Just a few days after a trip to Cuba with his students, Cuban-American teacher Carlos Lazo made a live video on Facebook, where he deeply regretted the decisions of his adopted country.
Cuba is my mother and the United States is my father and I would like them to shake hands, to stop fighting, said Lazo in the video that already has almost 50,000 views.
Lazo, who frequently travels to the island with his students from Seattle, spoke about why limiting American travel to Cuba is an absurd measure and how Cubans from here and there shouldn’t be pitted.
“It could be that the measures will be imposed, probably. Hopefully Trump will hear the millions it will affect,” said Lazo.
“But just as they impose them, someday they will be removed, because the only thing that works in the long run is love. Love always prevails,” said Lazo.
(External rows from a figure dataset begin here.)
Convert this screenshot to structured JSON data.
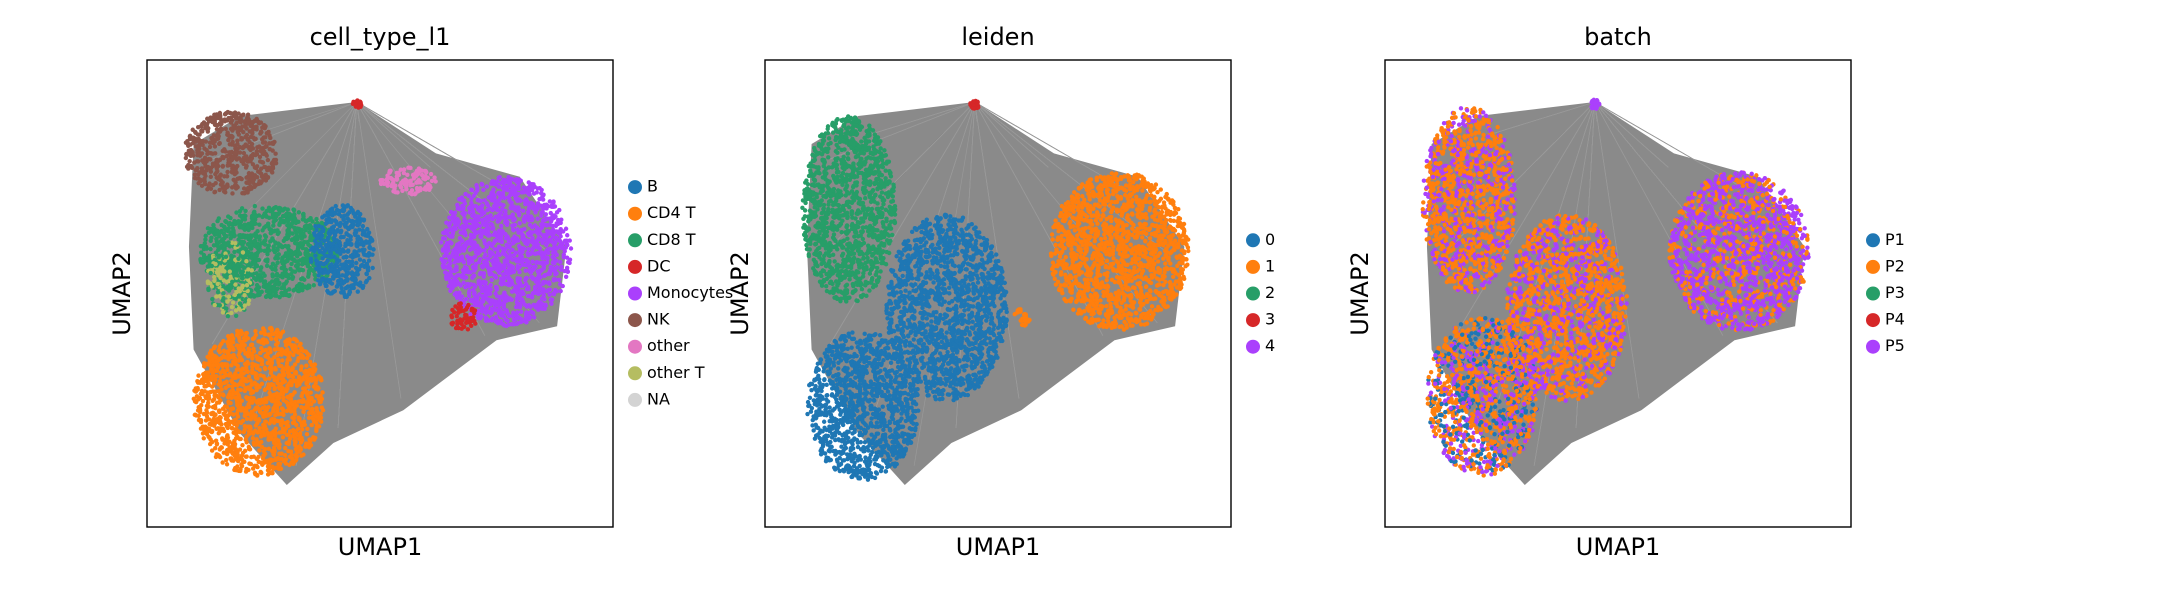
{
  "chart_data": [
    {
      "type": "scatter",
      "title": "cell_type_l1",
      "xlabel": "UMAP1",
      "ylabel": "UMAP2",
      "series": [
        {
          "name": "B",
          "color": "#1f77b4"
        },
        {
          "name": "CD4 T",
          "color": "#ff7f0e"
        },
        {
          "name": "CD8 T",
          "color": "#279e68"
        },
        {
          "name": "DC",
          "color": "#d62728"
        },
        {
          "name": "Monocytes",
          "color": "#aa40fc"
        },
        {
          "name": "NK",
          "color": "#8c564b"
        },
        {
          "name": "other",
          "color": "#e377c2"
        },
        {
          "name": "other T",
          "color": "#b5bd61"
        },
        {
          "name": "NA",
          "color": "#d3d3d3"
        }
      ]
    },
    {
      "type": "scatter",
      "title": "leiden",
      "xlabel": "UMAP1",
      "ylabel": "UMAP2",
      "series": [
        {
          "name": "0",
          "color": "#1f77b4"
        },
        {
          "name": "1",
          "color": "#ff7f0e"
        },
        {
          "name": "2",
          "color": "#279e68"
        },
        {
          "name": "3",
          "color": "#d62728"
        },
        {
          "name": "4",
          "color": "#aa40fc"
        }
      ]
    },
    {
      "type": "scatter",
      "title": "batch",
      "xlabel": "UMAP1",
      "ylabel": "UMAP2",
      "series": [
        {
          "name": "P1",
          "color": "#1f77b4"
        },
        {
          "name": "P2",
          "color": "#ff7f0e"
        },
        {
          "name": "P3",
          "color": "#279e68"
        },
        {
          "name": "P4",
          "color": "#d62728"
        },
        {
          "name": "P5",
          "color": "#aa40fc"
        }
      ]
    }
  ]
}
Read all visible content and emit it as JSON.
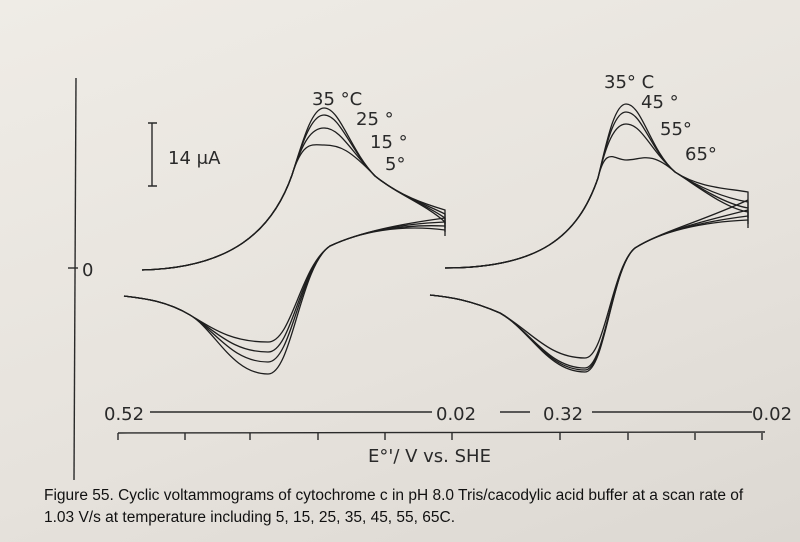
{
  "zero_label": "0",
  "left_panel": {
    "temperature_labels": [
      "35 °C",
      "25 °",
      "15 °",
      "5°"
    ],
    "scale_bar": "14 μA",
    "x_start": "0.52",
    "x_end": "0.02"
  },
  "right_panel": {
    "temperature_labels": [
      "35° C",
      "45 °",
      "55°",
      "65°"
    ],
    "x_start": "0.32",
    "x_end": "0.02"
  },
  "x_axis_label": "E°'/ V vs. SHE",
  "caption": "Figure 55. Cyclic voltammograms of cytochrome c in pH 8.0 Tris/cacodylic acid buffer at a scan rate of 1.03 V/s at temperature including 5, 15, 25, 35, 45, 55, 65C."
}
The nonprofit CubaOne Foundation, which helps second-generation Cubans in the United States to learn about their roots in Cuba, published a statement explaining why the new policies are counterproductive and cause more harm than good.
“For us, Cuba is a problem where political parties do not exist, it’s about our families, our community and the Cuban people,” the founders said.
Other organizations, such as Cuban Americans for Engagement (CAFE), Engage Cuba and Cuba Educational Travel, also issued statements of condemnation.